The rhetoric of an authoritarian state or leader always disappoints.
When the authoritarian speaks they drain words of colour and life; the meaning, channelling Lewis Carroll, is pressed into service according to authoritarian need:
‘When I use a word,’ Humpty Dumpty said in rather a scornful tone, ‘it means just what I choose it to mean—neither more nor less.’
‘The question is,’ said Alice, ‘whether you can make words mean so many different things.’
‘The question is,’ said Humpty Dumpty, ‘which is to be master—that’s all.’
And so we turn to examples, all of which use words in ways that confound common understanding and meaning.
China’s President Xi, influenced by a Marxist and Maoist tradition, prizes the objective, scientific and impartial.

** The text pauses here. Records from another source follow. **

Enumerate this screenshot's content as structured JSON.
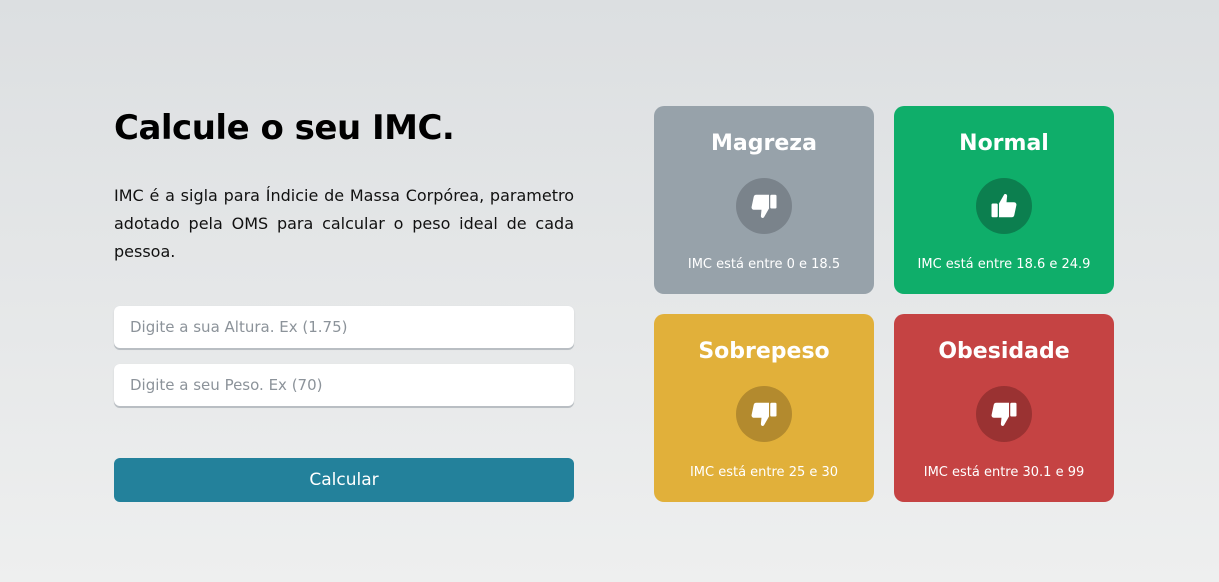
{
  "header": {
    "title": "Calcule o seu IMC."
  },
  "description": "IMC é a sigla para Índicie de Massa Corpórea, parametro adotado pela OMS para calcular o peso ideal de cada pessoa.",
  "form": {
    "height_placeholder": "Digite a sua Altura. Ex (1.75)",
    "weight_placeholder": "Digite a seu Peso. Ex (70)",
    "height_value": "",
    "weight_value": "",
    "submit_label": "Calcular"
  },
  "cards": [
    {
      "title": "Magreza",
      "icon": "thumbs-down-icon",
      "range": "IMC está entre 0 e 18.5",
      "color": "#97a2aa"
    },
    {
      "title": "Normal",
      "icon": "thumbs-up-icon",
      "range": "IMC está entre 18.6 e 24.9",
      "color": "#0fae6a"
    },
    {
      "title": "Sobrepeso",
      "icon": "thumbs-down-icon",
      "range": "IMC está entre 25 e 30",
      "color": "#e1b03a"
    },
    {
      "title": "Obesidade",
      "icon": "thumbs-down-icon",
      "range": "IMC está entre 30.1 e 99",
      "color": "#c54343"
    }
  ],
  "colors": {
    "button": "#23819b"
  }
}
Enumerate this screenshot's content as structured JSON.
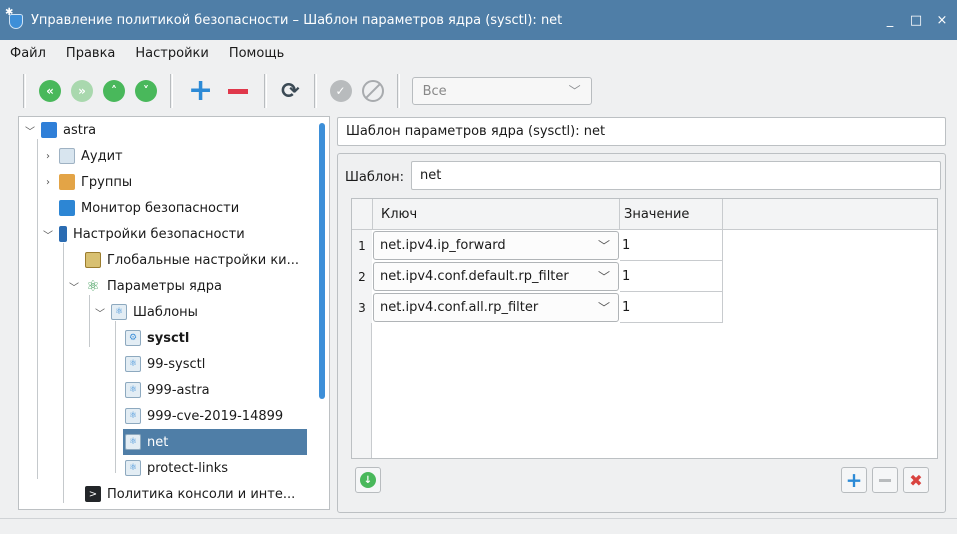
{
  "window": {
    "title": "Управление политикой безопасности – Шаблон параметров ядра (sysctl): net",
    "minimize": "_",
    "maximize": "□",
    "close": "×"
  },
  "menu": [
    "Файл",
    "Правка",
    "Настройки",
    "Помощь"
  ],
  "toolbar": {
    "filter_value": "Все",
    "icons": [
      "first-icon",
      "next-icon",
      "up-icon",
      "down-icon",
      "add-icon",
      "remove-icon",
      "refresh-icon",
      "apply-icon",
      "cancel-icon"
    ]
  },
  "tree": {
    "items": [
      {
        "label": "astra",
        "icon": "monitor-icon"
      },
      {
        "label": "Аудит",
        "icon": "audit-icon"
      },
      {
        "label": "Группы",
        "icon": "groups-icon"
      },
      {
        "label": "Монитор безопасности",
        "icon": "lock-icon"
      },
      {
        "label": "Настройки безопасности",
        "icon": "settings-icon"
      },
      {
        "label": "Глобальные настройки ки...",
        "icon": "pages-icon"
      },
      {
        "label": "Параметры ядра",
        "icon": "atom-icon"
      },
      {
        "label": "Шаблоны",
        "icon": "template-icon"
      },
      {
        "label": "sysctl",
        "icon": "template-gear-icon"
      },
      {
        "label": "99-sysctl",
        "icon": "template-icon"
      },
      {
        "label": "999-astra",
        "icon": "template-icon"
      },
      {
        "label": "999-cve-2019-14899",
        "icon": "template-icon"
      },
      {
        "label": "net",
        "icon": "template-icon",
        "selected": true
      },
      {
        "label": "protect-links",
        "icon": "template-icon"
      },
      {
        "label": "Политика консоли и инте...",
        "icon": "terminal-icon"
      }
    ]
  },
  "panel": {
    "header": "Шаблон параметров ядра (sysctl): net",
    "template_label": "Шаблон:",
    "template_value": "net"
  },
  "table": {
    "columns": [
      "Ключ",
      "Значение"
    ],
    "rows": [
      {
        "num": "1",
        "key": "net.ipv4.ip_forward",
        "value": "1"
      },
      {
        "num": "2",
        "key": "net.ipv4.conf.default.rp_filter",
        "value": "1"
      },
      {
        "num": "3",
        "key": "net.ipv4.conf.all.rp_filter",
        "value": "1"
      }
    ]
  },
  "colors": {
    "titlebar": "#4f7ea7",
    "selection": "#4f7ea7",
    "accent": "#3d8fd8",
    "green": "#49b85b",
    "red": "#e0384b"
  }
}
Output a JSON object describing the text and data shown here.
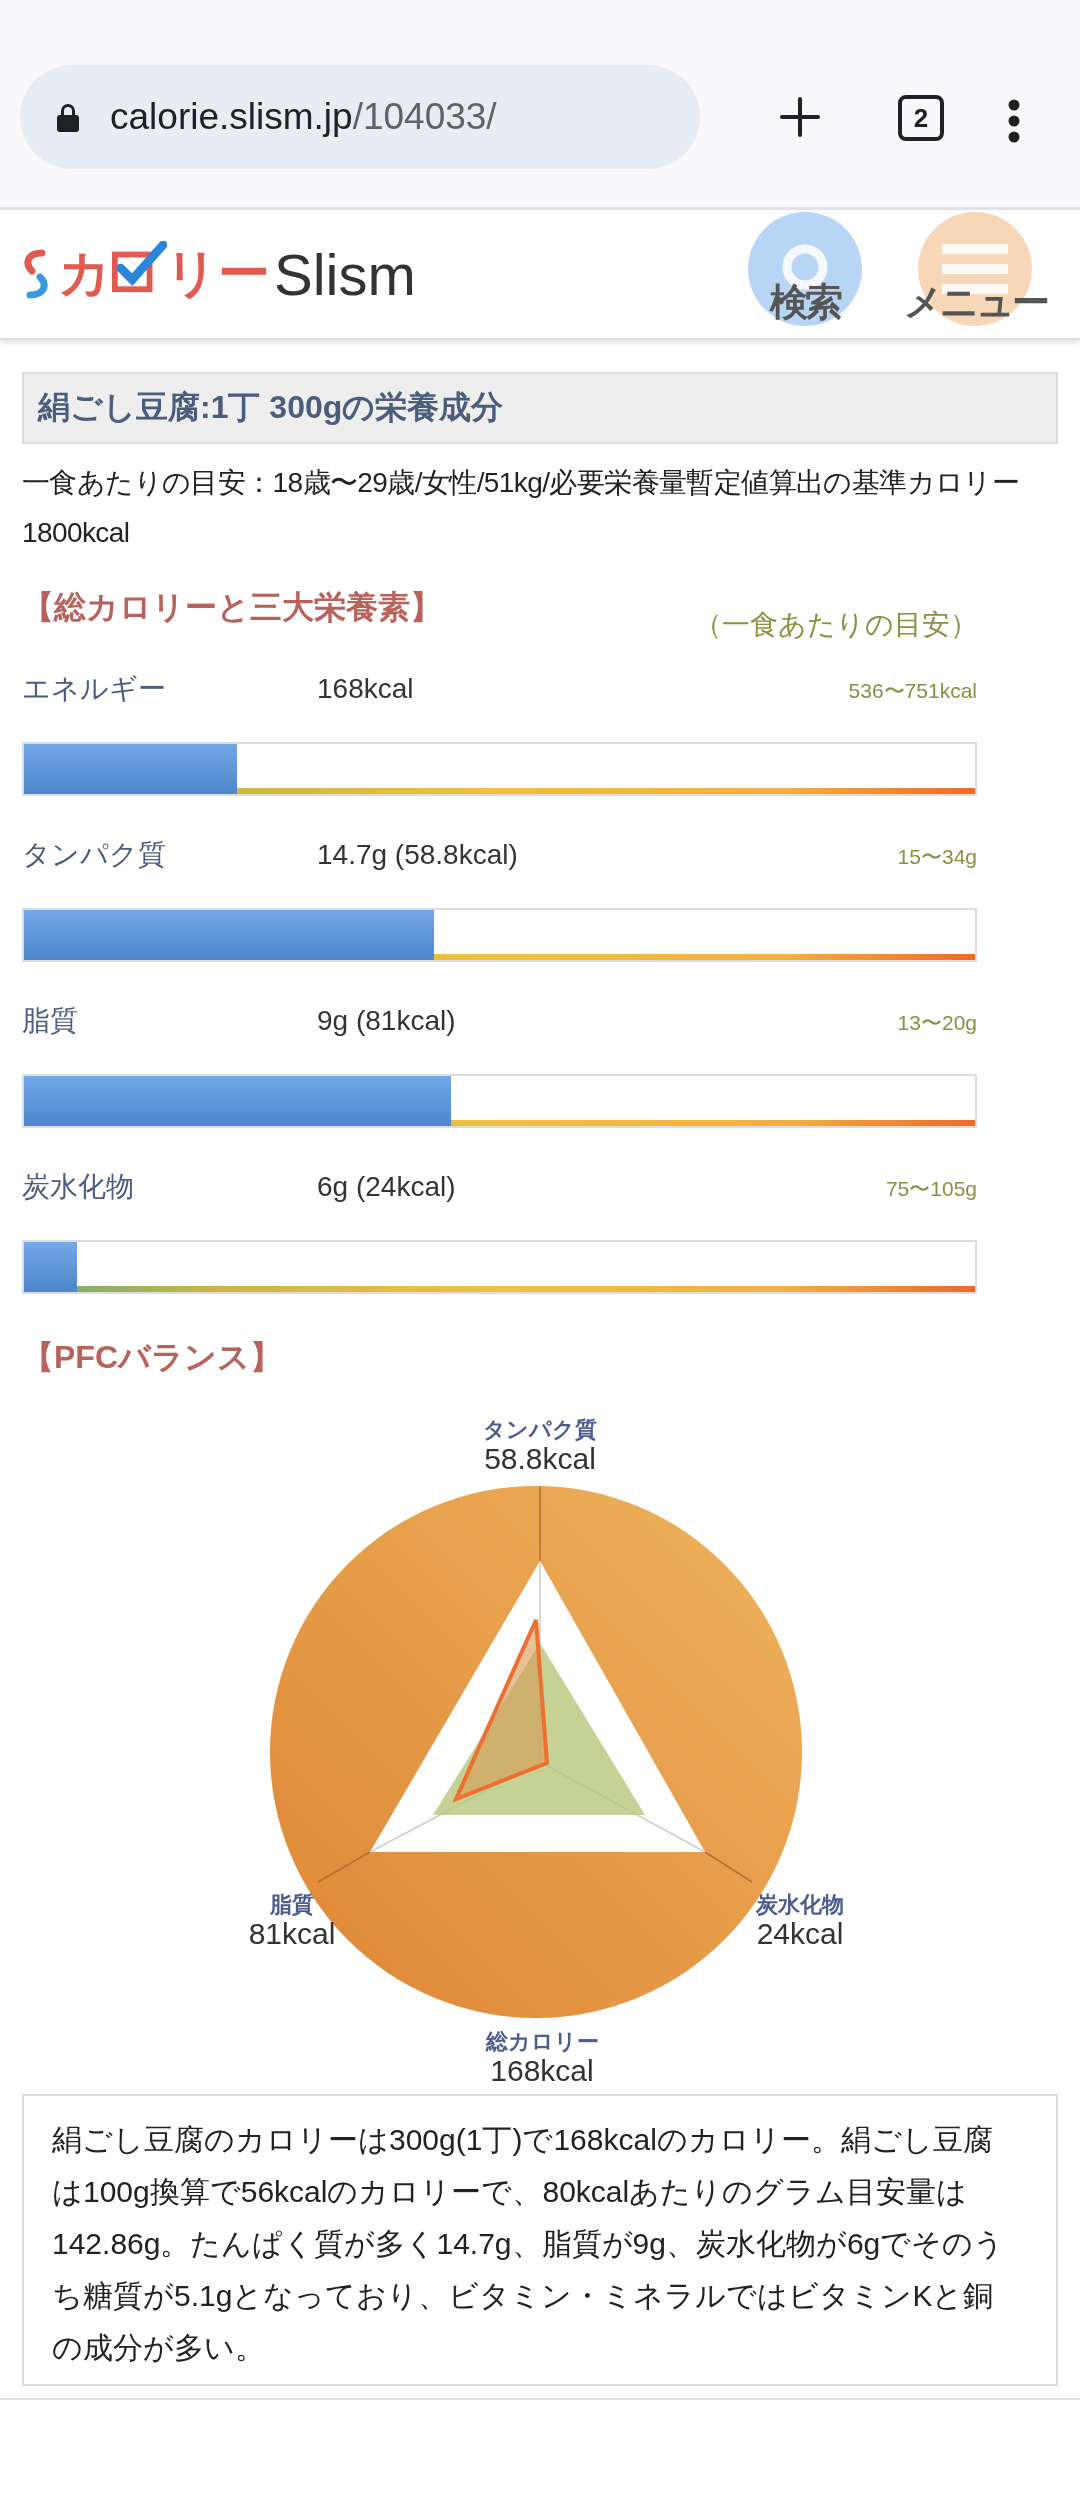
{
  "browser": {
    "url_host": "calorie.slism.jp",
    "url_path": "/104033/",
    "tab_count": "2"
  },
  "site_header": {
    "logo": {
      "part_1": "カ",
      "part_2": "リー",
      "part_3": "Slism"
    },
    "search_label": "検索",
    "menu_label": "メニュー"
  },
  "title": "絹ごし豆腐:1丁 300gの栄養成分",
  "reference": "一食あたりの目安：18歳〜29歳/女性/51kg/必要栄養量暫定値算出の基準カロリー1800kcal",
  "section_heading": "【総カロリーと三大栄養素】",
  "guide_label": "（一食あたりの目安）",
  "nutrients": [
    {
      "name": "エネルギー",
      "amount": "168kcal",
      "range": "536〜751kcal",
      "level": 0.224
    },
    {
      "name": "タンパク質",
      "amount": "14.7g (58.8kcal)",
      "range": "15〜34g",
      "level": 0.431
    },
    {
      "name": "脂質",
      "amount": "9g (81kcal)",
      "range": "13〜20g",
      "level": 0.449
    },
    {
      "name": "炭水化物",
      "amount": "6g (24kcal)",
      "range": "75〜105g",
      "level": 0.056
    }
  ],
  "pfc": {
    "heading": "【PFCバランス】",
    "labels": [
      {
        "name": "タンパク質",
        "value": "58.8kcal"
      },
      {
        "name": "脂質",
        "value": "81kcal"
      },
      {
        "name": "炭水化物",
        "value": "24kcal"
      },
      {
        "name": "総カロリー",
        "value": "168kcal"
      }
    ]
  },
  "summary": "絹ごし豆腐のカロリーは300g(1丁)で168kcalのカロリー。絹ごし豆腐は100g換算で56kcalのカロリーで、80kcalあたりのグラム目安量は142.86g。たんぱく質が多く14.7g、脂質が9g、炭水化物が6gでそのうち糖質が5.1gとなっており、ビタミン・ミネラルではビタミンKと銅の成分が多い。"
}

Speaking to the World Health Assembly in Geneva recently on COVID-19, President Xi was reported by the ABC as telling the world that investigations into COVID-19 should be:
conducted in an objective and impartial way … This works needs a scientific and professional attitude, and needs to be led by the WHO … And the principles of objectivity and fairness need to be upheld.

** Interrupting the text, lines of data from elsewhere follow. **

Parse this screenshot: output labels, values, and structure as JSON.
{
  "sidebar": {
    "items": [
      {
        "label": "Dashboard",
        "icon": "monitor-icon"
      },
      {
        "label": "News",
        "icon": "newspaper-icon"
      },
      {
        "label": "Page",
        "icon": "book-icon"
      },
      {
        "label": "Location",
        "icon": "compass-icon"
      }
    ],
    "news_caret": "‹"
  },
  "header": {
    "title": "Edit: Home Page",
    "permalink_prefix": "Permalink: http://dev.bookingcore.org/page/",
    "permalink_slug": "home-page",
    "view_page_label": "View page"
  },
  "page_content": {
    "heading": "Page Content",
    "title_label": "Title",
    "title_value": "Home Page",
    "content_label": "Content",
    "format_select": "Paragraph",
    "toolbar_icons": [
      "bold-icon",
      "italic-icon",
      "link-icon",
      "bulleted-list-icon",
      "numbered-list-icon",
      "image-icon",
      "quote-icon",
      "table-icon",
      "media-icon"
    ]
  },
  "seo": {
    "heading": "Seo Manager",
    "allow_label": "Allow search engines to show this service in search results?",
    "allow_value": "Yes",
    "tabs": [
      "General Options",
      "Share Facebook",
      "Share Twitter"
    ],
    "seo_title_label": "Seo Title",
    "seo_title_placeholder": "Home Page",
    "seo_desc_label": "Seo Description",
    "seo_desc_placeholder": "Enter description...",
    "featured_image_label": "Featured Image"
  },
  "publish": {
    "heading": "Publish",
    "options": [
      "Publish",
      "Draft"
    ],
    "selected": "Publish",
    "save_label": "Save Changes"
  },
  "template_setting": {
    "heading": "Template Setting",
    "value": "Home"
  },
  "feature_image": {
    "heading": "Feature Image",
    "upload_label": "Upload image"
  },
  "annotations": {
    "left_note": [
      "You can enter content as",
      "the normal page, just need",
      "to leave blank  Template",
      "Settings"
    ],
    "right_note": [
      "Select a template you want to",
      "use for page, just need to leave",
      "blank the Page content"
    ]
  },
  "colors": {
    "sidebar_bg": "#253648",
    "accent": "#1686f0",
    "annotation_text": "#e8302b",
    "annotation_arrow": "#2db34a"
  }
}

As rhetoric, it’s exhausting because the unstated premise is that if you doubt, question or disagree then, obviously you are not objective, not impartial, not scientific, not professional and not fair. It’s a thimble and pea trick, designed to establish a position that is not be challenged.

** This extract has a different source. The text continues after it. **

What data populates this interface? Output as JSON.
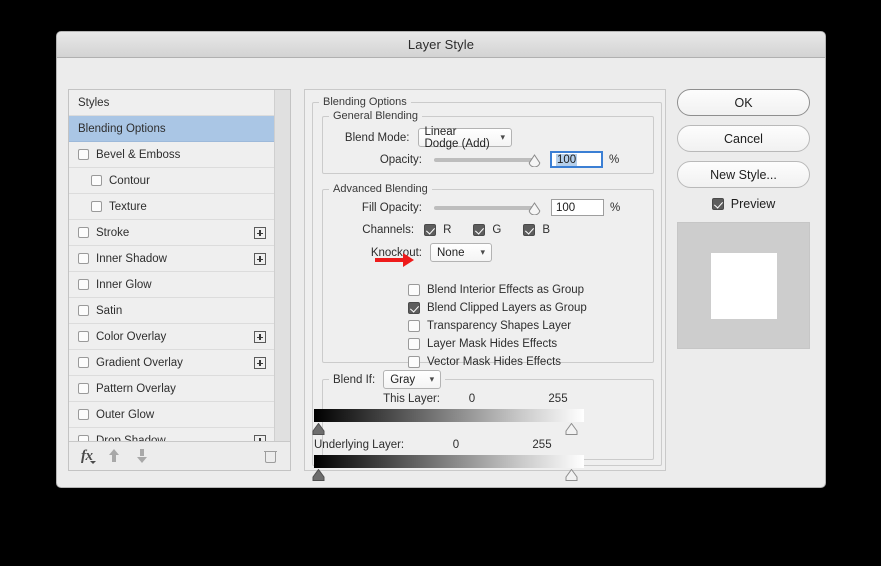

At the other end of the authoritarian spectrum, we have the blabbering populists for whom facts and science are utterly irrelevant.
To illustrate this, we turn to the last, the least and the worst, and look at a thread posted by the President of the United States on 31 May 2020. Commenting on protests that have racked his nation, President Trump apparently thought that what flames need is oil and fuel.